Because of different definitions of community-acquired infections used in the literature, and the limited number of population-based studies that include molecular typing techniques, the reported prevalence of MRSA in the community varies widely.^28–30 In a meta-analysis, Salgado et al.³¹ showed that the pooled MRSA colonisation rate among community members was 1.3%, but when people with healthcare contacts were excluded, the MRSA prevalence was 0.2%. European data are limited: the prevalence of CA-MRSA upon admission to a Geneva hospital in Switzerland was reported to be 0.1%,³² and 0.03% in the Netherlands.³³

Clinicians increasingly face a challenging clinical dilemma: should empirical therapy for presumed or proven S. aureus infections acquired in the community include β-lactam regimens, traditionally effective against only methicillin-sensitive S. aureus, or should therapy against MRSA be included? A practical approach is to utilise the presence or absence of risk factors for MRSA to determine the empirical treatment regimen.

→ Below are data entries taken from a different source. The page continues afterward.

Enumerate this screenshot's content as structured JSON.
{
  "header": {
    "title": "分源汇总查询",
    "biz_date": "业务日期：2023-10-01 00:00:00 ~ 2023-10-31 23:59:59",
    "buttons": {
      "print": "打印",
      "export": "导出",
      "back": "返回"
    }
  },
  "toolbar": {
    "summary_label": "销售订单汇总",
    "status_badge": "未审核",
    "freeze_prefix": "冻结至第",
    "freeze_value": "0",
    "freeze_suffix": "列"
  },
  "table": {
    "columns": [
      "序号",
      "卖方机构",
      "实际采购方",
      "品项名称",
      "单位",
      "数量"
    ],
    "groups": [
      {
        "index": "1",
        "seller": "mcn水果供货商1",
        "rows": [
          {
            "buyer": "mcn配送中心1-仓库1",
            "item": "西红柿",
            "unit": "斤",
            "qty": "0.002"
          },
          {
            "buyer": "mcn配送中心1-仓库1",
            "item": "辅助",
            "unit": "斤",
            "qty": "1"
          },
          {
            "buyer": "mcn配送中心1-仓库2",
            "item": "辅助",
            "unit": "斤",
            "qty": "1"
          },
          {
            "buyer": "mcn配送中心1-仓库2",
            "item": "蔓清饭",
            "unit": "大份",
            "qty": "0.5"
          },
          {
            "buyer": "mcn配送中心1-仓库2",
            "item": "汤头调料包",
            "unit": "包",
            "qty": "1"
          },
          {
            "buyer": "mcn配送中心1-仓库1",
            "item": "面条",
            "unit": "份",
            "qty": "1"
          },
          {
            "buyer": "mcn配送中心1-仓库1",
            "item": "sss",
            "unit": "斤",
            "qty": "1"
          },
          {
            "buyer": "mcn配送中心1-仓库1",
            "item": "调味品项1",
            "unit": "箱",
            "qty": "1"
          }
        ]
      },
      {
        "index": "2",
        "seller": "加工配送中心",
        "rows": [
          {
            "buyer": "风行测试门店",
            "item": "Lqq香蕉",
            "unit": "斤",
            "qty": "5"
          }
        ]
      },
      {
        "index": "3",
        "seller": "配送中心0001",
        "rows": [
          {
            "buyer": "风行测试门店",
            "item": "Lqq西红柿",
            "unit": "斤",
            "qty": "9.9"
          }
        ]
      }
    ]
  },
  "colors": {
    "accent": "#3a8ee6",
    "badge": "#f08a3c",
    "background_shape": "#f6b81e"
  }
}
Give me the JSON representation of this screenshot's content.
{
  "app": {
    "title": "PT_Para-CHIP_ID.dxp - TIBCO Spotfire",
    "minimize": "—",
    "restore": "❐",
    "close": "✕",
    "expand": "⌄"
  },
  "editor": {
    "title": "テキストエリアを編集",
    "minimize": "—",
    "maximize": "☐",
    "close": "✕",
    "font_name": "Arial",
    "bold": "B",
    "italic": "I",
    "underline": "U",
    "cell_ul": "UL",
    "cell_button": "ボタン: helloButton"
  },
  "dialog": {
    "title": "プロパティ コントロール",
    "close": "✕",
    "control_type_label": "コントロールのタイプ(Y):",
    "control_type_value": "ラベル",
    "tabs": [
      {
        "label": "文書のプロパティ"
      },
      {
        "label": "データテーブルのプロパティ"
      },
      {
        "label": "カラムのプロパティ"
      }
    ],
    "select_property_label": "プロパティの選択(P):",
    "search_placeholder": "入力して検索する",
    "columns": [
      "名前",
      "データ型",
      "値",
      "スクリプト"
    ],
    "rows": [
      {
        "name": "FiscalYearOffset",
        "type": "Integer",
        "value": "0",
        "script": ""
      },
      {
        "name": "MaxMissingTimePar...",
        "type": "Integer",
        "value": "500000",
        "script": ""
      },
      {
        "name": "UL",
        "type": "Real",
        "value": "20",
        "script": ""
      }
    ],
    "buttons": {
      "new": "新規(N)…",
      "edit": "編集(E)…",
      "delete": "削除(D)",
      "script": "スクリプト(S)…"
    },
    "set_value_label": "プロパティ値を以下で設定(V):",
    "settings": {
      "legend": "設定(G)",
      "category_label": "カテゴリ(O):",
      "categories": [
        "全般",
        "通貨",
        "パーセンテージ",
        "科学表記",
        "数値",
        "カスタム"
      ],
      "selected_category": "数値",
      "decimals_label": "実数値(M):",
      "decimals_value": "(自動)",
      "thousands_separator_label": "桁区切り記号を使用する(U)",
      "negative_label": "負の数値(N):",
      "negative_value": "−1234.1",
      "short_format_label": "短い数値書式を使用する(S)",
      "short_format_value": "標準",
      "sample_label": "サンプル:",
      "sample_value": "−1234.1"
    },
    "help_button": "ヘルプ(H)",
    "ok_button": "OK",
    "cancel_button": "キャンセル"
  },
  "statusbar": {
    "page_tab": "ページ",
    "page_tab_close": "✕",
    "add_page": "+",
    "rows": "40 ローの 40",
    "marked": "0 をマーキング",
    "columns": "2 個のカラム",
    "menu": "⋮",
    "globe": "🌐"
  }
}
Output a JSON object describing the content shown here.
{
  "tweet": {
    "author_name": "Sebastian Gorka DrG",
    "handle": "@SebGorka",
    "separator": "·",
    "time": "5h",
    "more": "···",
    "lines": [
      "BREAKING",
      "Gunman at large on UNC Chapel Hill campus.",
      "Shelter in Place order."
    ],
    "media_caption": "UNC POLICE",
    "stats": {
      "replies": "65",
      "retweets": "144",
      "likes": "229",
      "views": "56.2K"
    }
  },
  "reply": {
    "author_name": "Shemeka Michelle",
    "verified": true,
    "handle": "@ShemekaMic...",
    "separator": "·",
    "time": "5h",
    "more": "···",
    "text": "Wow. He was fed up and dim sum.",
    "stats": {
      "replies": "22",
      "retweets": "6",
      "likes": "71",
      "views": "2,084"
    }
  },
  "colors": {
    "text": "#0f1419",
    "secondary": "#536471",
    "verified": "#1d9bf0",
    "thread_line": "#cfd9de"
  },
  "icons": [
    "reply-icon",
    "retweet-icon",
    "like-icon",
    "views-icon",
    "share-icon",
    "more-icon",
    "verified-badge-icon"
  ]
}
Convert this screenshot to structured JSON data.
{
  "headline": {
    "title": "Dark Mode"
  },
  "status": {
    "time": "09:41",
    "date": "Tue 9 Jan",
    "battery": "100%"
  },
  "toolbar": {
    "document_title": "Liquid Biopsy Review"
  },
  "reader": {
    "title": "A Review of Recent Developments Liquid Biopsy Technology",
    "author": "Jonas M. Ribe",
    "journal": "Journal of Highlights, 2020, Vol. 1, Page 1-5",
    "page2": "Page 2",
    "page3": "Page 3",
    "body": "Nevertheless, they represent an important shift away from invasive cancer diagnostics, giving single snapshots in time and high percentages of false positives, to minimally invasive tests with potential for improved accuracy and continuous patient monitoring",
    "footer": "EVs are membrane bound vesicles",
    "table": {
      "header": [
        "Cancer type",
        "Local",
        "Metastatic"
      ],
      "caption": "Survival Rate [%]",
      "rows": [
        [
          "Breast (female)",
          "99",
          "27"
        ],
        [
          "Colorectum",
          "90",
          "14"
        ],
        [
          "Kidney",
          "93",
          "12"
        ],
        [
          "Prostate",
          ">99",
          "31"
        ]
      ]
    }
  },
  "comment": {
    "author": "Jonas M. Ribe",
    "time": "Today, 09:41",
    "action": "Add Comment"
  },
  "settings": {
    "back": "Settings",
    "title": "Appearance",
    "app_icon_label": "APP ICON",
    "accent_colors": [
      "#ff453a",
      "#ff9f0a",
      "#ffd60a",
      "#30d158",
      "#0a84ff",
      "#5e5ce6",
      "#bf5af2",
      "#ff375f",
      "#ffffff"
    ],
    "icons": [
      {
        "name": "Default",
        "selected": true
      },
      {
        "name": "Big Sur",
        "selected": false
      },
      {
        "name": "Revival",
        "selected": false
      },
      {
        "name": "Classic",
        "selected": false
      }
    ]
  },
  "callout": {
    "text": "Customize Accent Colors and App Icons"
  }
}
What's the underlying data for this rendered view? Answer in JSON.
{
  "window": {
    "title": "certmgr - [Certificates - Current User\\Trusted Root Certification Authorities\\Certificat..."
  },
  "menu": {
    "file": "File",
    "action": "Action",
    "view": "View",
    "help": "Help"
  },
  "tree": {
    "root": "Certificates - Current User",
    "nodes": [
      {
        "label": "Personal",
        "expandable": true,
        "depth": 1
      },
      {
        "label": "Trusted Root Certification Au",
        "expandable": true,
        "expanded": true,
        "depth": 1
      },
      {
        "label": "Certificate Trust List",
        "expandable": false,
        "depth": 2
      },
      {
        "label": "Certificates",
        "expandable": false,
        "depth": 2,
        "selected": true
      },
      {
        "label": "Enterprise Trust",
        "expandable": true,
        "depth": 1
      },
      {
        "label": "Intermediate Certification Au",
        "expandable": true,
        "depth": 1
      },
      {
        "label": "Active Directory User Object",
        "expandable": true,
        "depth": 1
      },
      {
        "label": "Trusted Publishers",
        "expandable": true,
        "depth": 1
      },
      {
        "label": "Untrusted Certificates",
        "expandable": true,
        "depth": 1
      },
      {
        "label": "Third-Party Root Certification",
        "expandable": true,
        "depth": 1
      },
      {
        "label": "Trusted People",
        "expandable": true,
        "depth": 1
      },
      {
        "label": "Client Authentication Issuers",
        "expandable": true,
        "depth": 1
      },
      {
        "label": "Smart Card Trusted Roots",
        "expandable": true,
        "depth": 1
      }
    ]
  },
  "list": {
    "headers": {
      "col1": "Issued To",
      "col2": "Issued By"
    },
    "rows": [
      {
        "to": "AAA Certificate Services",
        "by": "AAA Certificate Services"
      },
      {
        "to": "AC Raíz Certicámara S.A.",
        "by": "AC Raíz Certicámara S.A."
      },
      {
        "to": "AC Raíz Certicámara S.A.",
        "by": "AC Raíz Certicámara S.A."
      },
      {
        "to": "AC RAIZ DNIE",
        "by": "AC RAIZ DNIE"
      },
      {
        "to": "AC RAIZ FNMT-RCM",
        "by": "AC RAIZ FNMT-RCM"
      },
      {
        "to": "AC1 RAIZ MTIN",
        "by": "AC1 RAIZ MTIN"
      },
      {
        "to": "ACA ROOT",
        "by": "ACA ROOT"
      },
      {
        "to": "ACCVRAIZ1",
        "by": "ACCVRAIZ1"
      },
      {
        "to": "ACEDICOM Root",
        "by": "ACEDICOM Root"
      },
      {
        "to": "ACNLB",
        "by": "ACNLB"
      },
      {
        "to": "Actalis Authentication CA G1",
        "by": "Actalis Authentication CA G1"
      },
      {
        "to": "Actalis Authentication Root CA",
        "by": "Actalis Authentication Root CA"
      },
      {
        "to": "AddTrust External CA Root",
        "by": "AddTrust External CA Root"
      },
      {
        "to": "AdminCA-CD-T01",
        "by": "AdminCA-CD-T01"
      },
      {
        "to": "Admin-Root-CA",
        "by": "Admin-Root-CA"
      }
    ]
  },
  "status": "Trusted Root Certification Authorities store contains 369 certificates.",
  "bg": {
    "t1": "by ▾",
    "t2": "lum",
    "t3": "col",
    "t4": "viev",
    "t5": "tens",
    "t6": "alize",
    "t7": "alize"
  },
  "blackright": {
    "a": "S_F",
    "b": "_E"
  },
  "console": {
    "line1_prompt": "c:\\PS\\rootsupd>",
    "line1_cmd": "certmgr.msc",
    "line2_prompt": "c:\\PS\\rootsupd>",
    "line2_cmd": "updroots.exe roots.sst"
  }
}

MRSA aetiology must be considered in all patients who present at hospital with signs and symptoms of systemic infection and one or more of the identified risk factors for MRSA colonisation or infection. Particular attention should be directed to those patients with multiple healthcare contacts, a previous history of MRSA infection, chronically ill and/or with long-term indwelling catheter.

The epidemiology of MRSA is evolving rapidly. For a long period this pathogen was confined to hospitals, but over the past decade we have seen an alarming increase in the number of CA-MRSA cases. Recently, CA-MRSA transmission has occurred in healthcare settings, leading to healthcare-associated infections. Therefore, population-based studies on MRSA prevalence in the community and interaction with hospitals are needed.